Her tower room was more than comfortable. Here the kalothi-weak were pampered to honor the sacrifice they were to make for the Race. The Lowest on the List spent his last night with everything a Getan valued — clear water for the throat and incense for the nose and tastes for the tongue from the stamen of the hug flower and the chanting of a choir of friends and a mate to please the body. Here was gold to feel and the finest cloth to lie upon. Still, the window was barred with iron. From this window, they said, no more exalting sight ever met a human’s eyes than that last transit of the God of the Sky across the stars.

She couldn’t believe she was here. Was it a mirage, that fervent group of people she had commanded? They were ghosts. She was alone. Was it illusion to think that words would ever raise people to action? The first crisis, and my words collapse like a sand city cut down by a single wave. What was loyalty? What made men stick together in good and in bad? I thought I knew.

She was trying to understand why she was here. It was against the rules. She had the highest kalothi rating in all of Sorrow. And then she laughed through the bars at the night sky. The rules were to be broken, as every kol master knew — if you could have the consequences of the broken rule. And what was her death to them? She would slash her wrists and die. I’ll have no choice. No one would care. Life would go on as if she never was.

She found herself staring through the bars vacantly, thoughtlessly, waiting, waiting for God. And when God passed overhead, she laughed and cried. God was a stone. When you were brought up among a whole people who believed in God the Person, some of His Morality remained a part of your soul. God the Stone had no morality. Even knowing that, she had never really felt it before. She was here because there was no morality. God was a stone. That’s all there had ever been. And Oelita wept.

23

A man who never makes mistakes has long since ceased to do anything new. A man who is always making mistakes is a doomed man with swollen ambitions. But he who judiciously salts success with mistake is the rapid learner.

O’Tghalie Reeho’na in The Mathematics of Learning

THE SMALL SHIP and its one-masted companion were anchored near an ancient breakwater that was smashed by wave action.
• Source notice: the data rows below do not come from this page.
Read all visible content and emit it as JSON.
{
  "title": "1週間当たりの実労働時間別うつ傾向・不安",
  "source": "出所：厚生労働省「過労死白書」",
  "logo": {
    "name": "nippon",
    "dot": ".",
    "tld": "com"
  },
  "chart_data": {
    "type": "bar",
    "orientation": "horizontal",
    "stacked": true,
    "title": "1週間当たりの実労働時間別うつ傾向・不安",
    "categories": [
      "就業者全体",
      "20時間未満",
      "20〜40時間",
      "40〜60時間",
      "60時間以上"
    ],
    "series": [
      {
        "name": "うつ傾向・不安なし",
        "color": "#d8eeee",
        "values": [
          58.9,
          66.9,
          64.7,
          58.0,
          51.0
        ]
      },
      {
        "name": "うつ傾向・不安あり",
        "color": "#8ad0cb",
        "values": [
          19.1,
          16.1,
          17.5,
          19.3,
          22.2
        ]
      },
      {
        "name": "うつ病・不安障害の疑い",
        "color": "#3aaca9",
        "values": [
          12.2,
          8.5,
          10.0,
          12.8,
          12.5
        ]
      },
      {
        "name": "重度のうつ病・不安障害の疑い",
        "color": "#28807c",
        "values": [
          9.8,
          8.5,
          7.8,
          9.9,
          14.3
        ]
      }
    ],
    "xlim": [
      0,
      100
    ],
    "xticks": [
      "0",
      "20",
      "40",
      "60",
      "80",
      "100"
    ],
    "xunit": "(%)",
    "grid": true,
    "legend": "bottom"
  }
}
Someone had tried basing a small fleet here long ago and had given up, defeated by a rocky coast, harborless and inhospitable to ships. Joesai chose this refuge only because of an o’Tghalie clan-home in the mountains near the sea. Teenae had been carried on a stretcher up through the foggy woods and left with relatives to recuperate.

The sweet moments he spent with Teenae soothed his brooding turmoil. Restlessly he wandered through the woods, once finding a red flower of an intricate design he had never seen before, bringing it back to Teenae knowing that his little gift would please her. His anguish was forgotten.

“It is like a little temple,” she said and smiled at him.

“I was up on the peak looking to see if our ships were still there.”

“In this mild weather you expect them to blow away?”

“I expect the Mnankrei to sweep down upon us.”

“We’ll run away together. We can fly before the wind faster than they can. Haven’t I had experience as a sail?” she teased, laughing, and taking his hand.

The o’Tghalie observatory fascinated Joesai, for he had always been interested in the stars. He often brought a bottle and a loaf of bread along the trail at dusk to spend the night there with one of Teenae’s uncles who told stories about that imp’s stubborn youth. “You can see why they sold her!” And he’d roar with laughter.

This uncle was not a very conventional man. He had a love of instruments, which was unusual among the o’Tghalie. He was the renegade who had taught Teenae things she shouldn’t have known. O’Tghalie brains were peculiar in that if they did not learn to perform complicated additions and multiplications in their heads as a child, they never learned to do these operations well. Thus o’Tghalie women, denied school as young girls, became servants rather than mathematicians.